From Bioinformatics.Org Wiki
Click here to go back to: PCD
One thing that I am finding would make a strong addition to BioLegato would be to extend PCD with a feature for insertion/replacement of code at run time.
For example, in a menu for running BLAST, it would be nice if the PCD could specify that parts of the code that lists the databases available on the local system could be read from a file, rather than being hard-coded into the PCD.
For example, the PCD code might look like this
var "dbase" type combobox label "Database" default 0 choices include $BIRCH/local/dat/BLAST/nt-db.txt "User-created file (FASTA format)" "-subject %USERFILE%"
where the file referenced contains the lines that should be inserted at that point in the code eg.
"nt - non-redundant nucleotide" "-db nt" "pdbnt - PDB nucleotide seqs." "-db pdbnt" "vector - Vector seqs." "-db vector"
The PDB would be parsed as if the original file had been
var "dbase" type combobox label "Database" default 0 choices "nt - non-redundant nucleotide" "-db nt" "pdbnt - PDB nucleotide seqs." "-db pdbnt" "vector - Vector seqs." "-db vector" "User-created file (FASTA format)" "-subject %USERFILE%"
(I am borrowing from the C #include function.)
This kind of mechanism would be a powerful addition to PCD. I have numerous uses for it. At present, I am simulating the process with Python scripts that process the PCD files when new database files are added or deleted, but there needs to be a cleaner way to do this.
The usefulness of this PCD instruction goes beyond simple lists. Just about any PCD could be included in the input file. This would make it easier to build some very complex menus from fairly simple pieces of code.
Should include be indentation agnostic?
assumes that the source file is not indented. When included, the current indentation level will be applied to the included lines
assumes that the source file is indented properly for the context of the insertion point.
- File must be indented correctly for the scope of the insertion site
- Still need to decide whether or not include statement must be indented.
Should include be recursive?
Should the included source also allow includes?

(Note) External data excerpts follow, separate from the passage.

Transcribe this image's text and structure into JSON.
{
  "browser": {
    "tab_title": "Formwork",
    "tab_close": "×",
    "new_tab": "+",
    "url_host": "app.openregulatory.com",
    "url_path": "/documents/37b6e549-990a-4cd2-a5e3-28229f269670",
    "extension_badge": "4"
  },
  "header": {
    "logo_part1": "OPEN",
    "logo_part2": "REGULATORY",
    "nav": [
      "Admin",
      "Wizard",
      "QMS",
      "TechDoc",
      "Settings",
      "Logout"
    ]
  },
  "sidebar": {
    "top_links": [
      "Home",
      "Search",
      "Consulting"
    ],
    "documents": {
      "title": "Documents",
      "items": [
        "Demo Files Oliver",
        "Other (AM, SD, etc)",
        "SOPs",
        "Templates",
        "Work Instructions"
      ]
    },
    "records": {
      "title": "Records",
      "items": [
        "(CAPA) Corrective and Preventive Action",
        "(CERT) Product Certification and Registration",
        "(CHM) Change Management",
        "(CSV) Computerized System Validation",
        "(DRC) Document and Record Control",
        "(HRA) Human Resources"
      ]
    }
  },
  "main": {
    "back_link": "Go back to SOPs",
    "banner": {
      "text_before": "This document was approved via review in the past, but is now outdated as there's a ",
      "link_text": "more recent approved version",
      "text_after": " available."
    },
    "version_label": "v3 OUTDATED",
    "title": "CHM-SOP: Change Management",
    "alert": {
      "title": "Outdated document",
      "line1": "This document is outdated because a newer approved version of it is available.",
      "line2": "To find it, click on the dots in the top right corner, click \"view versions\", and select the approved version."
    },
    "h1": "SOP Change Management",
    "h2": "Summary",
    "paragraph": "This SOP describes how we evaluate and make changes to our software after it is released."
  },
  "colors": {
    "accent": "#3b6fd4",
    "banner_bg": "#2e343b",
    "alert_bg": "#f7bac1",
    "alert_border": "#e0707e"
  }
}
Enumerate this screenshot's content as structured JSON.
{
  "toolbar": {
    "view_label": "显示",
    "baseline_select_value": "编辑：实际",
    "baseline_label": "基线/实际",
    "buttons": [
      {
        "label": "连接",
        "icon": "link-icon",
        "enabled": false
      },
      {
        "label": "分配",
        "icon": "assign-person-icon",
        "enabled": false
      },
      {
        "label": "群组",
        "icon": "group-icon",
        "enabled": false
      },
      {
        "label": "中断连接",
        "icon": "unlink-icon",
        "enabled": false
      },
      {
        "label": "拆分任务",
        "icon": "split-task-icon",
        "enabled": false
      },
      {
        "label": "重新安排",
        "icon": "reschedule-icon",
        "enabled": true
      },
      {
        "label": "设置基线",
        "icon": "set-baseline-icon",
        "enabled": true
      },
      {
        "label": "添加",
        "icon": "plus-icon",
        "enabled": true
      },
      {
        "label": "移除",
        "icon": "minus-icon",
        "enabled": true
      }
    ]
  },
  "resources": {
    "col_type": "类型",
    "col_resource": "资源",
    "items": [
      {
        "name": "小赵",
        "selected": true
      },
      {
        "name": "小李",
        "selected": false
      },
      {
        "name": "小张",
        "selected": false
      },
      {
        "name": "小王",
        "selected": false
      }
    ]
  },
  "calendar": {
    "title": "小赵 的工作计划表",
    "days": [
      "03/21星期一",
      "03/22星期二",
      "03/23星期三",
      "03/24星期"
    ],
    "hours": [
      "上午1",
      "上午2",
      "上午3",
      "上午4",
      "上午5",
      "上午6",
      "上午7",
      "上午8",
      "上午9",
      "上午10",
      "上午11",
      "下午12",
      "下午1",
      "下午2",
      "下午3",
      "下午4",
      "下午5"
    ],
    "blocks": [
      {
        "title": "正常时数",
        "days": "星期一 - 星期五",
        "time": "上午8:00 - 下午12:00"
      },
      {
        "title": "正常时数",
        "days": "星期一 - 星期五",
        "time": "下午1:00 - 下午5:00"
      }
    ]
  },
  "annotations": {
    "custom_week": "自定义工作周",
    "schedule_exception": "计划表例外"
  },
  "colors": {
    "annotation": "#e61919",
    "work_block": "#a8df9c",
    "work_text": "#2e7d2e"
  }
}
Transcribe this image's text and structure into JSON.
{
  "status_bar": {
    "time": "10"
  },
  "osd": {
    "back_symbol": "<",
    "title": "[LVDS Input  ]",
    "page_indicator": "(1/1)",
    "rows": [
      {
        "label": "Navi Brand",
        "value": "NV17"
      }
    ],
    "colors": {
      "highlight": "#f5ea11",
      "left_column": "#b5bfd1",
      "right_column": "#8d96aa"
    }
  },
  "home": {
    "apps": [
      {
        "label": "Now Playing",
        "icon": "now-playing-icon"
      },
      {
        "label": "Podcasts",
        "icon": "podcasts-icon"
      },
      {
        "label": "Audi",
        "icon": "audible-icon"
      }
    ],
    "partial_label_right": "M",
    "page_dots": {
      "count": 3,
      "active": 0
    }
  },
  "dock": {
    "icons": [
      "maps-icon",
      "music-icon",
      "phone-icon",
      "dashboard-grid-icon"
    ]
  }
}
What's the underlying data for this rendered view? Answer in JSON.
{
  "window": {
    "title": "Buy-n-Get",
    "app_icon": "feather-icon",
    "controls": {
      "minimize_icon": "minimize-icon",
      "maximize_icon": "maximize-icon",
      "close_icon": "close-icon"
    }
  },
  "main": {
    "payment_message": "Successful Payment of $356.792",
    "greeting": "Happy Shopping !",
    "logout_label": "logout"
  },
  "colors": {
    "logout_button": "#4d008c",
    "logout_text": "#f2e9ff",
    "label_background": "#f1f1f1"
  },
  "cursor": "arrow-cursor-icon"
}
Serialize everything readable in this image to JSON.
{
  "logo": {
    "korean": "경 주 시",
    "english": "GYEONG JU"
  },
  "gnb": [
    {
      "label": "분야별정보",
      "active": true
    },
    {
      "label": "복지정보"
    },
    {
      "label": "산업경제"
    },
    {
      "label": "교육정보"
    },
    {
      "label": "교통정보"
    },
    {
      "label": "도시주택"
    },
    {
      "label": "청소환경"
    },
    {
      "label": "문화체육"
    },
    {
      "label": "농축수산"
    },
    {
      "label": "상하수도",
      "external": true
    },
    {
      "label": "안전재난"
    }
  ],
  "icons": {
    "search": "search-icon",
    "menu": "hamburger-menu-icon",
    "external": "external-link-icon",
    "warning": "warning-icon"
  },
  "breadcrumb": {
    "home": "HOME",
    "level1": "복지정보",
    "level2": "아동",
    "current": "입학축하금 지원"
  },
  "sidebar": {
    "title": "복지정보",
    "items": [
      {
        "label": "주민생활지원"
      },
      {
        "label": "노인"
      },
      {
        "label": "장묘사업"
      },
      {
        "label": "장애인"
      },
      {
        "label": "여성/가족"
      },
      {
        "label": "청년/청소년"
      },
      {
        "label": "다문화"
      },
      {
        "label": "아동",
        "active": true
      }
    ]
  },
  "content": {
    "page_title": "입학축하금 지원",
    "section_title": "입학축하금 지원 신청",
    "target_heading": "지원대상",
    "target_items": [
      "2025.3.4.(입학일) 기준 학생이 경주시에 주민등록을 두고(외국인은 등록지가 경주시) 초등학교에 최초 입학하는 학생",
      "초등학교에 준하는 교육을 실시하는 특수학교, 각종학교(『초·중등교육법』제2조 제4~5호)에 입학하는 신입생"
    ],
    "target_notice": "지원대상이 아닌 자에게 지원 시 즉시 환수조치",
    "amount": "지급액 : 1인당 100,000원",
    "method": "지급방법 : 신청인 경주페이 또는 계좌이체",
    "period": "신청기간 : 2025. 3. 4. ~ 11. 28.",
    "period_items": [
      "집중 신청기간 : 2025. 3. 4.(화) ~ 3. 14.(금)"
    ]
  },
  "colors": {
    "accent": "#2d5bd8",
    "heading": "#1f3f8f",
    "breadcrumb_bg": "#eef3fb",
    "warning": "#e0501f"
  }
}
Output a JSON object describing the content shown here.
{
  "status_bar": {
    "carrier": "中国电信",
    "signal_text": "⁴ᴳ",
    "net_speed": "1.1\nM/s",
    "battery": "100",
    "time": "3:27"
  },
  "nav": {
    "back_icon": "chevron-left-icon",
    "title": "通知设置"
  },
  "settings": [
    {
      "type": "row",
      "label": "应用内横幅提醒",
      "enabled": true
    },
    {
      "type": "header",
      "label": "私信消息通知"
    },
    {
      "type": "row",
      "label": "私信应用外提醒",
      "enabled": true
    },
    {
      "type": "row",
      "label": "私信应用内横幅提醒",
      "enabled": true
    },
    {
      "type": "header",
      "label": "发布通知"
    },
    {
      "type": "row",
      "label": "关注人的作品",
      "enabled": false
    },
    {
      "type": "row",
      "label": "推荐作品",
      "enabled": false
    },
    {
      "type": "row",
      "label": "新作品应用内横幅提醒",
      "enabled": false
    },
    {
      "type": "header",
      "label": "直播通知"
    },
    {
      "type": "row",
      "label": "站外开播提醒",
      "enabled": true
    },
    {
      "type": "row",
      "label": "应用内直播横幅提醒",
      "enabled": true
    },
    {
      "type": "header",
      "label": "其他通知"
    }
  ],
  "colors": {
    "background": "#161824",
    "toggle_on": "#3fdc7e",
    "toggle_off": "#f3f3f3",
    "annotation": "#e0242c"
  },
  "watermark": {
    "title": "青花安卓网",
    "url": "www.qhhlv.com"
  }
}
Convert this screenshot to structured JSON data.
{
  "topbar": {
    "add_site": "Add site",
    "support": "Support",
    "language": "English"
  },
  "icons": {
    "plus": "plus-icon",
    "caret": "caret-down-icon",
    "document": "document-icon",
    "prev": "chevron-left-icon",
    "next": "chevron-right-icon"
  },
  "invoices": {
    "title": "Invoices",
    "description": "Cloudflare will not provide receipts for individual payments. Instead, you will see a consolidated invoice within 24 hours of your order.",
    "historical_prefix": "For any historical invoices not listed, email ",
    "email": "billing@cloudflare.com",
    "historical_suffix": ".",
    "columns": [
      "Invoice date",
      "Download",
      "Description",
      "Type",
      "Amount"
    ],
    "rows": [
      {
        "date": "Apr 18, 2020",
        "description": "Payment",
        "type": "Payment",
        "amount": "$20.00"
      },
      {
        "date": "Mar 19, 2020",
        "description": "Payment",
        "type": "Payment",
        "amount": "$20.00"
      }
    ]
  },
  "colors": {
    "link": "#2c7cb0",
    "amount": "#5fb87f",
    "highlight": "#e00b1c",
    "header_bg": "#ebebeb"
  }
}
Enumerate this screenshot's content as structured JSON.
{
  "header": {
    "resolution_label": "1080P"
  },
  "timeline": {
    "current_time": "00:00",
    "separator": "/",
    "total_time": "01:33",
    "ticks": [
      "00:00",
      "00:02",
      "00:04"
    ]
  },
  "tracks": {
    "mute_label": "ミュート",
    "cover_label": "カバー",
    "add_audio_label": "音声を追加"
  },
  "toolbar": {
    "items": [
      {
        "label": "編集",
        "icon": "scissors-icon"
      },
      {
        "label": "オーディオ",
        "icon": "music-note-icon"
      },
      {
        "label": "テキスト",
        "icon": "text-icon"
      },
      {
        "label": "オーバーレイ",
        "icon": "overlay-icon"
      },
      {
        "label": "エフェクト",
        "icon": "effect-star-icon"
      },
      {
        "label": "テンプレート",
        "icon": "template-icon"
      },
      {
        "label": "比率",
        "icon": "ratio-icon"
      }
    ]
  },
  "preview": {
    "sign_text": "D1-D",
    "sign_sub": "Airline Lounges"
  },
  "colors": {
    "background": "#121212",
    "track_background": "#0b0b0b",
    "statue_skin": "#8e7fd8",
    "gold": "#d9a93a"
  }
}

If so, the PCD parser needs to be able to detect circular dependencies.
- Not now. However, if recursion is added at a later time, that won't break existing code or .blmenus files
- If an include is detected in an included file, print an error saying "Recursion not supported in this version."
- Absolutely no fully-qualified file paths!!! That works against portability.
- Probably best if the file path is relative to the directory in which the parent PCD file is found.
- If we allow subdirectories in the file path, that could compromise the portability if we ever implement PCD on Windows, since file separators are '\' rather than '/'.
- Should the file path allow environment variables? There is actually a strong argument in favor of doing so, because for a chooser or combobox, we might want to take the choices from a file in a different directory. For example, a list of local BLAST databases might be found in some directory in $BIRCH/local, rather than the directory for the parent PCD file. This requires solving the file separator problem above, to allow Windows paths.
- Use existing method eg. BLMain.envreplace("$BL_HOME") to parse paths.
- In most cases, BioLegato uses file.pathseperator and file.seperator to encode paths. The main difference in handling Linux vs. Windows, is that you still must begin an environment variable with $, rather than the %var% convention used in Windows.
Is include a part of the PCD language, or a preprocessing directive outside of PCD?
This affects both the underlying implementation of how BioLegato processes a PCD file, as well as the syntax of PCD.
If it makes pre-processing easier, we could have some sort of flag, like a hash mark, that could signal doing the inclusion before parsing the PCD. It would not be considered a formal part of the PCD language, but rather a pre-processing directive.
In a way, this might be good, because include wouldn't cause a change in PCD, per se, but rather a change in how PCD is implemented.
- Probably simplest if include was a pre-processing step not part of the PCD language.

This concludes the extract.